Os fins-de-semana deste sócio do FC Porto desde os três anos eram, não raras vezes, passados num campismo, na zona de Cortegaça, município de Ovar, Aveiro, predominantemente com as suas duas paixões como companhia, a bola e a bicileta, pois claro. As duas rodas, ainda criança, permitiam-lhe, por exemplo, acompanhar os passeios do pai com os amigos, desde Cortegaça até ao Furadouro.

A primeira bicicleta de corrida haveria de ser ganha no Natal dos seus 6 anos. O irmão mais velho, Miguel Luís, já tinha uma e o pequeno Jorge reivindicou semelhante. A missão, correspondendo a um desafio da mãe, teria de ser cumprida com sacrifício à mesa da ceia: pouco adepto de bacalhau, D. Adelaide desafiou Jorge Costa a comer, naquele dia, um pouco do fiel amigo cozido, como manda a tradição. A luta foi terrível, mas o vencedor só poderia ser um. E foi.

Primeiros jogos

"Menino mimalho", com "coração de manteiga", Jorge Costa tinha em criança a energia que havia de ser uma imagem de marca como futebolista. Depois de um passeio pela cidade, então com 13 anos, um sábado de manhã, haveria de apanhar o 35 para voltar a casa, mas na iminência de perder o autocarro atravessou-se na estrada e acabou atropelado por um carro. O resultado? Uma fratura na clavícula, que o obrigou à primeira de muitas intervenções cirúrgicas.

Após se entreter nos Canarinhos, a equipa lá do bairro, o Bicho acabou por ir treinar ao FC Foz e por lá ficou. Era central, sempre foi, mas usava o 10 nas costas, número mítico e que era usado por ídolos azuis e brancos com outras missões de cariz ofensivo que sonhava imitar. Por vezes conseguia, ou a sua envergadura física não lhe permitisse avançar no terreno para, aqui e ali, ir mancando uns golos. O primeiro jogo, no Candal, haveria de começar de uma forma bem caricata, com muitos dos miúdos, incluindo o próprio, a deslocaram-se a Gaia numa carrinha funerária, da Funerária da Foz, propriedade do pai de um dos colegas de equipa.

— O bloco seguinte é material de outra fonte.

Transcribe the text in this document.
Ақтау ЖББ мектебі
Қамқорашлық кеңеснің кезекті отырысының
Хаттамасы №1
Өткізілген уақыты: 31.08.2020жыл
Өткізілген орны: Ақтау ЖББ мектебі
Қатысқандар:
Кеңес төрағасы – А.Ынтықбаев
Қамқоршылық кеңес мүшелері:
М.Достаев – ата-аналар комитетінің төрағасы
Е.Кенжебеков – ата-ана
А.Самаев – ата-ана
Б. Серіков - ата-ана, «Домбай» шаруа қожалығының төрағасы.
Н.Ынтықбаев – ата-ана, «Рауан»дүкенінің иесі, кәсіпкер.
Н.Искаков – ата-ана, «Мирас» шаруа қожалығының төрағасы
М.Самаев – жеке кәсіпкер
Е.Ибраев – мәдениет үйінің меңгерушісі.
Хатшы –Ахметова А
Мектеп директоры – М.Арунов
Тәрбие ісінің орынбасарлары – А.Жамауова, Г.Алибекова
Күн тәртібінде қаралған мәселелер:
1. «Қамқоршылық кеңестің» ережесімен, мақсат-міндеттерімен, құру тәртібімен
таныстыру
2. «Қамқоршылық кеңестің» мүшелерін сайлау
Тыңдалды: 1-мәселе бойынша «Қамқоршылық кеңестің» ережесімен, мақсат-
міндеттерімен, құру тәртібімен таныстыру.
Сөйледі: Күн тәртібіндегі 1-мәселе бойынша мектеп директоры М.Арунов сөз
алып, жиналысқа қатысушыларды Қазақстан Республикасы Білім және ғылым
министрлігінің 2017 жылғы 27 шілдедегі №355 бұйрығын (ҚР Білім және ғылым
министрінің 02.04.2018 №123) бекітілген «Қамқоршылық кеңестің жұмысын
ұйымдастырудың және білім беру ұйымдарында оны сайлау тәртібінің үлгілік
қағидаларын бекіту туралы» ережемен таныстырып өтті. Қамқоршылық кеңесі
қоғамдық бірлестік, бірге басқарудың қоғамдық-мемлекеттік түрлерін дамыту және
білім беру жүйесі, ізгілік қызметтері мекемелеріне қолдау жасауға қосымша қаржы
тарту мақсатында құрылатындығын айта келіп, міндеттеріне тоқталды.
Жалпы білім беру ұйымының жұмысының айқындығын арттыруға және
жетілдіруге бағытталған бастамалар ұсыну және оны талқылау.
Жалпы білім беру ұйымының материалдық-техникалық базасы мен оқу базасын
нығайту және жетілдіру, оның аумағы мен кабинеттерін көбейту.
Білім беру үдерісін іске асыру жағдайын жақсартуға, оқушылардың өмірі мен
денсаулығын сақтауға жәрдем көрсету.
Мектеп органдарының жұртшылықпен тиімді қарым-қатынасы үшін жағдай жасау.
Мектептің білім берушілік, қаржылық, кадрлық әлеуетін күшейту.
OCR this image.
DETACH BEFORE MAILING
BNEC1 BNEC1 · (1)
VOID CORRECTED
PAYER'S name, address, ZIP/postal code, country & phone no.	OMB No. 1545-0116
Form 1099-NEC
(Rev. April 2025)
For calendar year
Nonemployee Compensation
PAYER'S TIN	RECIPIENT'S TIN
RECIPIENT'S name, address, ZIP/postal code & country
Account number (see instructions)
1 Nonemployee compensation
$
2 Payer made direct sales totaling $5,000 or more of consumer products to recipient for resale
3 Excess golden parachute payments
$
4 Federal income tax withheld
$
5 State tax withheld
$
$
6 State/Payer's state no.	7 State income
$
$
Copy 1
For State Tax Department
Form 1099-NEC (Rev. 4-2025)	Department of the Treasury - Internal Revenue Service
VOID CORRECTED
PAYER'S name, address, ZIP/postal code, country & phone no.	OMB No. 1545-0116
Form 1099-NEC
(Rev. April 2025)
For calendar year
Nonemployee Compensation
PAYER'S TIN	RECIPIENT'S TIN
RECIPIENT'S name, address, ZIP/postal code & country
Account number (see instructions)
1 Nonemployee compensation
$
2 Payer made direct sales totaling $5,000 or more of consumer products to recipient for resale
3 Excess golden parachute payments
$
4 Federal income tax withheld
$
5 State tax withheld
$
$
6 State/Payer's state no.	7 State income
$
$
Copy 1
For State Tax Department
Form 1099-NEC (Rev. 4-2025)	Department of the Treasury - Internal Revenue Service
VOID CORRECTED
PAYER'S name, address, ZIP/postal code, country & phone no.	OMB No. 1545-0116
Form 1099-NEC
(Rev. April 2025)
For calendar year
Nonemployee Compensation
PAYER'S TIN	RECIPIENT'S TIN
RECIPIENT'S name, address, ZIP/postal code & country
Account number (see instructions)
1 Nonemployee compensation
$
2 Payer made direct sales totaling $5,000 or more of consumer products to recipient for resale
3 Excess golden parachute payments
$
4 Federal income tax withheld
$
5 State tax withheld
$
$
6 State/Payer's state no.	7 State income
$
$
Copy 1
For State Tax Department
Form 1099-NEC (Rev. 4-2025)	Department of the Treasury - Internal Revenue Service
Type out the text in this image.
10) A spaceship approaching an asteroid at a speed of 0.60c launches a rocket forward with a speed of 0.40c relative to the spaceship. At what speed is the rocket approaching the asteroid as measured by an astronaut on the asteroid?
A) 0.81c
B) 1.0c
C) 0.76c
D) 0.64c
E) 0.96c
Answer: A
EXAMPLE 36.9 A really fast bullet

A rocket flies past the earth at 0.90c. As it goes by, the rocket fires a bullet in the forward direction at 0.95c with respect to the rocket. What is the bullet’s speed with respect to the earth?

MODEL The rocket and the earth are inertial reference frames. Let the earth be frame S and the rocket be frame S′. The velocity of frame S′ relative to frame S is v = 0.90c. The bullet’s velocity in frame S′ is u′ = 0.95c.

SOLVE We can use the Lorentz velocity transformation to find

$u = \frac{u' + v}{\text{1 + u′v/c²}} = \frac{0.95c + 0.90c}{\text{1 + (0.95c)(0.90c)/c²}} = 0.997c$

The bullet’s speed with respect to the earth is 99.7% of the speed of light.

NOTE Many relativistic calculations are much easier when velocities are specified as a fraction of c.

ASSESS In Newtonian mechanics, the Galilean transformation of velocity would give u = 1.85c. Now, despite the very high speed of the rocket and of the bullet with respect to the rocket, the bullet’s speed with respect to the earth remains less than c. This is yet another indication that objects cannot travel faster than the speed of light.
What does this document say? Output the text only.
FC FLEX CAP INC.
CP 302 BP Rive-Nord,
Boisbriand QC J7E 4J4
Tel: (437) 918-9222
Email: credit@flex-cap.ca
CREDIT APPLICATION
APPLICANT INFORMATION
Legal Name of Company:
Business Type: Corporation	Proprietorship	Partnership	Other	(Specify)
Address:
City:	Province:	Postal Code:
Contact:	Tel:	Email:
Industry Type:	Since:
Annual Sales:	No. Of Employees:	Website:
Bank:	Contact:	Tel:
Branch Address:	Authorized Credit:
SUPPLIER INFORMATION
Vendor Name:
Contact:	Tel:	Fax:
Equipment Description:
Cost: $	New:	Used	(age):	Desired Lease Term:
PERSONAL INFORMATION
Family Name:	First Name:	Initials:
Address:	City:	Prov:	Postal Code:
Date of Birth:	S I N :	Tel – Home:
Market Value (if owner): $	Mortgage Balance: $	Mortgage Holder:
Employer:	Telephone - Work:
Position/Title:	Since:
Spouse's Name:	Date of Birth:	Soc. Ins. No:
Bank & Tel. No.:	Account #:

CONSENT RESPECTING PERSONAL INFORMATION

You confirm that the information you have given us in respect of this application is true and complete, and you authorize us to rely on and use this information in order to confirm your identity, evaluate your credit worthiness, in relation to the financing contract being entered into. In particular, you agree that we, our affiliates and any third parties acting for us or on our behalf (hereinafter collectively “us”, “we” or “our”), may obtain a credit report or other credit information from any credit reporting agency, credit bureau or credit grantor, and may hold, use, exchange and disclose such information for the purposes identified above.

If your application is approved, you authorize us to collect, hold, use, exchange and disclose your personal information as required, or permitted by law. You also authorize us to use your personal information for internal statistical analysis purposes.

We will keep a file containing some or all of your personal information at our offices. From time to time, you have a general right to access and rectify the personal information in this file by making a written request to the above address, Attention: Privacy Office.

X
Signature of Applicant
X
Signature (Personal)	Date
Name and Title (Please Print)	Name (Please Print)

Antes da primeira época terminar, foi chamado pelos responsáveis do modesto clube portuenses e informado de que os gigantes locais estavam à espreita: FC Porto, Boavista e Leixões. A escolha era óbvia e 50 contos permitiram aos dragões compensarem o modesto vizinho. "Aconteceu o que mais queria! O FC Porto sempre foi o meu clube. Ia ver os jogos com o meu tio, vivia intensamente todos os momentos, bons e maus. Tinha na minha frente o fascínio de vestir aquela camisola. Não hesitei e sei que fiz bem. Contei com o total apoio do meu pai, que foi decisivo ao dar-me toda a liberdade para escolher", contou o próprio, ainda naquele livro da Prime Books editado em 2005. 

Destino: Antas

A partir daqui, os treinos eram do outro lado da cidade. A equipa: os juvenis do FC Porto. Era todo um Mundo novo e um Mundo para levar mais a sério. Um dia, Jorge Costa faltou a um treino e Costa Soares, então responsável pelos jovens azuis e brancos, pediu justificações. Uma novidade para quem geria a sua 'carreira' tanto no Canarinhos como no FC Foz. Agora dragão, a estrutura, os benefícios mas também as responsabilidades eram outras. Costa Soares haveria de ser uma das referências do Bicho na sua formação, tal como Augusto Inácio (adjunto da casa), Carlos Queiroz e Nelo Vingada (selecionador e adjunto na seleção de sub-20).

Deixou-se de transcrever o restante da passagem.